Dreams are often associated with goals. Each year while celebrating the birthday of Martin Luther King Jr. we are inspired by by his famous "I Have a Dream" speech. We also recognize that it was the hard work of Dr. King, other leaders, and Civil Rights Activists that made those dreams a reality. James Allen, author of As a Man Thinketh, says it best: “Dream lofty dreams, and as you dream, so you shall become. Your vision is the promise of what you shall one day be; your ideal is the prophecy of what you shall at last unveil.”
One can think of a dream as the final destination and goals the path taken to get there.
Dreams are important self-motivators and the fuel to fire our ambitions ... to help us reach our goals.
Langston Hughes reminds us to Hold Fast to Dreams , for without dreams there is nothing.
Dreams start at the library. A dream can start with a book, a literacy class, a lecture or access to a computer. Often it starts with a question ... Where would I find ... and could you help me? Librarians are fortunate to have the opportunity to help people pursue their dreams everyday. Our dream is to make the best place for you and your children.

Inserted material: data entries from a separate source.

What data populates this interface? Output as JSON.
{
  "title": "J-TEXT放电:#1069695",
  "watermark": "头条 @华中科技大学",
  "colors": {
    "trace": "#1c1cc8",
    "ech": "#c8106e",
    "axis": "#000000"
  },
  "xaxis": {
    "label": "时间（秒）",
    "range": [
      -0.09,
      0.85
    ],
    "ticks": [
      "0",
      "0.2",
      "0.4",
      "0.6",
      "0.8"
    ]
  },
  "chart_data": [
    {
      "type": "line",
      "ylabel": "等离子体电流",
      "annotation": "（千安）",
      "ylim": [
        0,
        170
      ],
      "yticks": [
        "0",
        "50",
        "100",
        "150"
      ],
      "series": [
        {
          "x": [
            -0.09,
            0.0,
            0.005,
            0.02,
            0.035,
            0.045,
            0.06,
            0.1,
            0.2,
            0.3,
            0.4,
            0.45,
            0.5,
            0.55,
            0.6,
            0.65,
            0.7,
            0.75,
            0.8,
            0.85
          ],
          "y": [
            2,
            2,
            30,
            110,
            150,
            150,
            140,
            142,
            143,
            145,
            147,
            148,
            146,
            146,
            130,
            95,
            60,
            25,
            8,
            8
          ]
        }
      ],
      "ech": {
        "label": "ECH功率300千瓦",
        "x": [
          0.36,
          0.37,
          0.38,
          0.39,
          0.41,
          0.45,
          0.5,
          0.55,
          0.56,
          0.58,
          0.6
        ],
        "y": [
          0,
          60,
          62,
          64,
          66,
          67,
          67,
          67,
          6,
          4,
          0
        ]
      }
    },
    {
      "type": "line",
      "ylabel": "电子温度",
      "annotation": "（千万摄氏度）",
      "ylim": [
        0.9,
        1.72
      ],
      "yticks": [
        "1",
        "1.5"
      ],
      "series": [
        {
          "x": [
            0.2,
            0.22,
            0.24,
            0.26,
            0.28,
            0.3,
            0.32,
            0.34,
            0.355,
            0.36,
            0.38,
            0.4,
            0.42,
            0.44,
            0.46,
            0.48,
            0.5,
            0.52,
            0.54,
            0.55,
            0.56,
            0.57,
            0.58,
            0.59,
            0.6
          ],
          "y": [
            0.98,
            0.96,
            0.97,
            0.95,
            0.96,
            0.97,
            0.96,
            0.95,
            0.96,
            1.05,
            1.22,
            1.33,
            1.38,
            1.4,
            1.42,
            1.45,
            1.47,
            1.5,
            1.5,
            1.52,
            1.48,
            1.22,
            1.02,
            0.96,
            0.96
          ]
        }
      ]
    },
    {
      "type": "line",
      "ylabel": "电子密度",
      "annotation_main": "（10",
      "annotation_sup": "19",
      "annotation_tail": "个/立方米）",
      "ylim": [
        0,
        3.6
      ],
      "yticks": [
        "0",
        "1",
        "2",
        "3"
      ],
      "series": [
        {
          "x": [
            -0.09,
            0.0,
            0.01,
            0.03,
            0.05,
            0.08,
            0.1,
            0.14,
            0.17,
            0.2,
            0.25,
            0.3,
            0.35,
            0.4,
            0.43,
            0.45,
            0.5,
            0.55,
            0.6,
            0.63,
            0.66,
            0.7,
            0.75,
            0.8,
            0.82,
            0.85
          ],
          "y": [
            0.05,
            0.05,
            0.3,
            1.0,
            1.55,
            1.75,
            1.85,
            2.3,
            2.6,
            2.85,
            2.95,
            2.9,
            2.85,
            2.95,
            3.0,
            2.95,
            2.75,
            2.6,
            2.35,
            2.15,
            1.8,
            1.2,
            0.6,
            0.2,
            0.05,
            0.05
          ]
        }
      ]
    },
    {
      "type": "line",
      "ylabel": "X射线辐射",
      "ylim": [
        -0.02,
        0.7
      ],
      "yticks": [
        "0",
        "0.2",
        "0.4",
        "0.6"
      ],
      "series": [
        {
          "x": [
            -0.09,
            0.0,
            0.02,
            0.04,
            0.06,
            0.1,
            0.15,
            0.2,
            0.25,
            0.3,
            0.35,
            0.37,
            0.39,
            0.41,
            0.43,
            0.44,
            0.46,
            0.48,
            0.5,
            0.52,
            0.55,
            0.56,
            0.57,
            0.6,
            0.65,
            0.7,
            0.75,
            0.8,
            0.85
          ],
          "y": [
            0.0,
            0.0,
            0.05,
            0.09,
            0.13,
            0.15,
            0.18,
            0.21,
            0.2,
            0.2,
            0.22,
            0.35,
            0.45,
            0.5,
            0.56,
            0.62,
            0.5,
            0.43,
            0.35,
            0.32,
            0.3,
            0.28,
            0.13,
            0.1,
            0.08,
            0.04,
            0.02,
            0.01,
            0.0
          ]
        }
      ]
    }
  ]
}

Last week local author, Fran Cook, visited the library to share the craft of making dream catchers. Program attendees enjoyed creating works of art and learned about Native American culture. Dream catchers are often hung over beds while sleeping and said to be magical and protective.
The web-like designs are used to filter a sleeper's dreams. Nightmares are caught in the net, while good dreams are allowed to filter through, sliding down the feathered hoops into the sleeper's head. Fran made hoops for the dream catchers out of Forsythia branches and explained that a similar method was made for making snowshoes.